Institut de Bioenginyeria de Catalunya (IBEC), Departament d'Enginyeria de Sistemes, Automàtica i Informàtica Industrial, Universitat Politècnica de Catalunya, and Centro de Investigación Biomédica en Red de Bioingeniería, Biomateriales y Nanomedicina, E-08028 Barcelona, Spain.
IEEE Trans Biomed Eng. 2010 Aug;57(8):1927-36. doi: 10.1109/TBME.2010.2047505. Epub 2010 Apr 15.

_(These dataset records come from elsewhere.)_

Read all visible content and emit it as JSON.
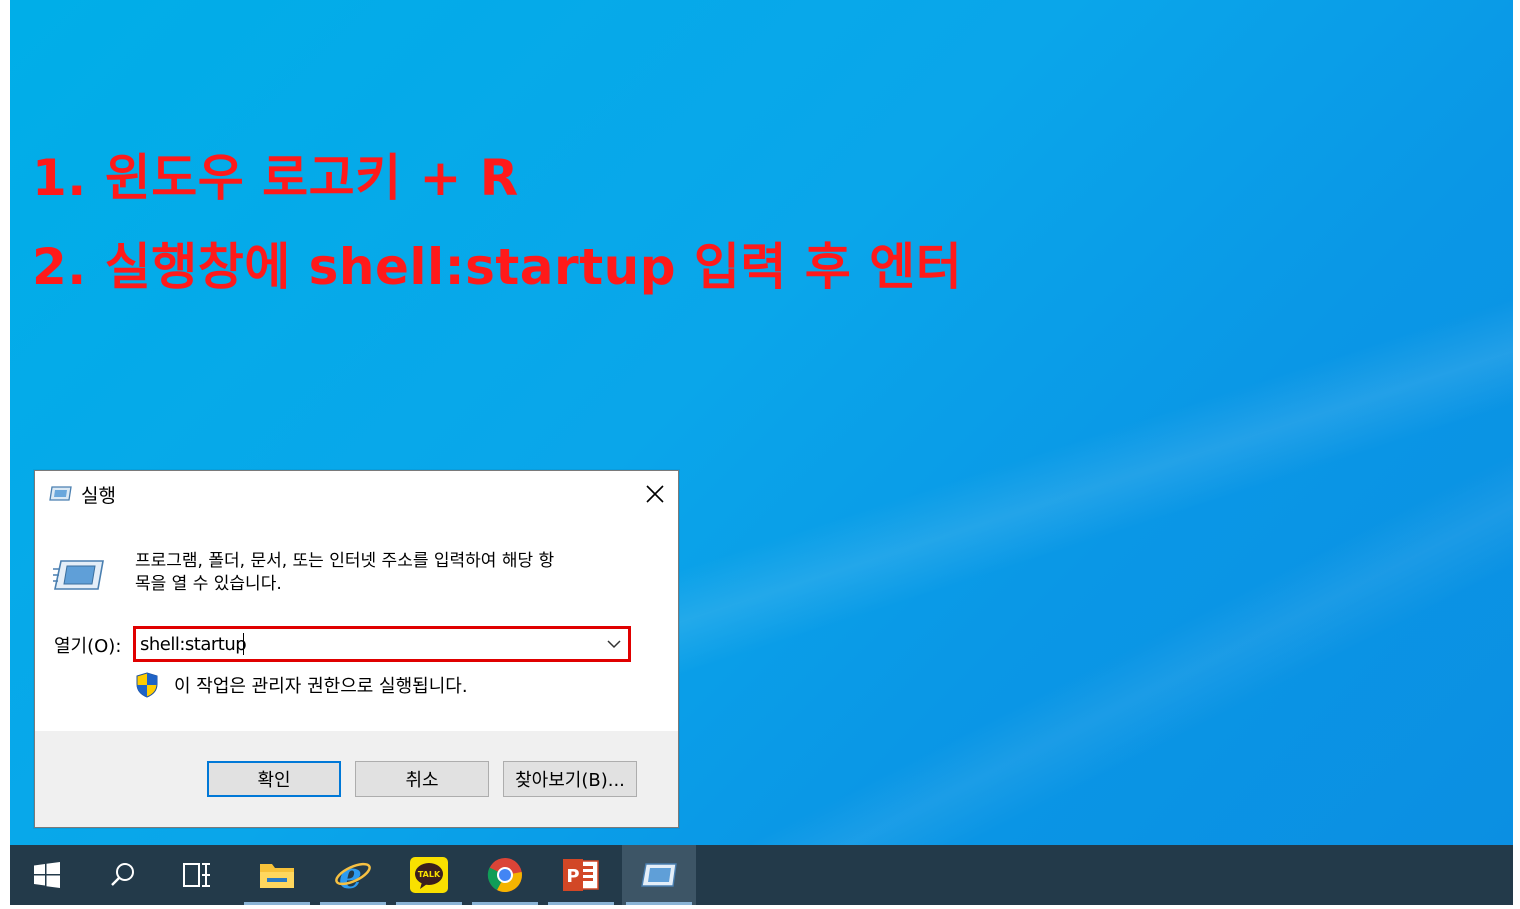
{
  "instructions": {
    "step1": "1. 윈도우 로고키 + R",
    "step2": "2. 실행창에 shell:startup 입력 후 엔터"
  },
  "dialog": {
    "title": "실행",
    "description_line1": "프로그램, 폴더, 문서, 또는 인터넷 주소를 입력하여 해당 항",
    "description_line2": "목을 열 수 있습니다.",
    "open_label": "열기(O):",
    "open_value": "shell:startup",
    "admin_note": "이 작업은 관리자 권한으로 실행됩니다.",
    "ok_label": "확인",
    "cancel_label": "취소",
    "browse_label": "찾아보기(B)...",
    "highlight_color": "#e00000"
  },
  "taskbar": {
    "items": [
      {
        "name": "start",
        "icon": "windows-logo-icon"
      },
      {
        "name": "search",
        "icon": "search-icon"
      },
      {
        "name": "task-view",
        "icon": "task-view-icon"
      },
      {
        "name": "file-explorer",
        "icon": "folder-icon"
      },
      {
        "name": "internet-explorer",
        "icon": "ie-icon"
      },
      {
        "name": "kakaotalk",
        "icon": "kakaotalk-icon",
        "badge": "TALK"
      },
      {
        "name": "chrome",
        "icon": "chrome-icon"
      },
      {
        "name": "powerpoint",
        "icon": "powerpoint-icon",
        "badge": "P"
      },
      {
        "name": "run",
        "icon": "run-icon",
        "active": true
      }
    ]
  }
}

The automatic differentiation of obstructive and central respiratory events is a major challenge in the diagnosis of sleep-disordered breathing. Esophageal pressure (Pes) measurement is the gold-standard method to identify these events. This study presents a new classifier that automatically differentiates obstructive and central hypopneas with the Pes signal and a new approach for an automatic noninvasive classifier with nasal airflow. An overall of 28 patients underwent night polysomnography with Pes recording, and a total of 769 hypopneas were manually scored by human experts to create a gold-standard annotation set. Features were automatically extracted from the Pes signal to train and test the classifiers (discriminant analysis, support vector machines, and adaboost). After a significantly (p < 0.01) higher incidence of inspiratory flow limitation episodes in obstructive hypopneas was objectively, invasively assessed compared to central hypopneas, the feasibility of an automatic noninvasive classifier with features extracted from the airflow signal was demonstrated. The automatic invasive classifier achieved a mean sensitivity, specificity, and accuracy of 0.90 after a 100-fold cross validation. The automatic noninvasive feasibility study obtained similar hypopnea differentiation results as a manual noninvasive classification algorithm. Hence, both systems seem promising for the automatic differentiation of obstructive and central hypopneas.
阻塞性和中枢性呼吸事件的自动区分是睡眠呼吸障碍诊断中的一个主要挑战。食管压力(Pes)测量是识别这些事件的金标准方法。本研究提出了一种新的分类器,该分类器可以使用 Pes 信号自动区分阻塞性和中枢性低通气,以及一种新的自动无创分类器方法,该方法使用鼻气流。共有 28 名患者接受了 Pes 记录的夜间多导睡眠图检查,共有 769 次低通气由人类专家手动评分,以创建金标准注释集。从 Pes 信号中自动提取特征来训练和测试分类器(判别分析、支持向量机和 adaboost)。在客观、侵入性地评估阻塞性低通气中吸气流量受限发作的发生率明显(p < 0.01)高于中枢性低通气后,展示了使用从气流信号中提取特征的自动无创分类器的可行性。自动侵入性分类器在 100 倍交叉验证后达到了 0.90 的平均灵敏度、特异性和准确性。自动无创可行性研究获得了与手动无创分类算法相似的低通气区分结果。因此,这两种系统似乎都有望用于自动区分阻塞性和中枢性低通气。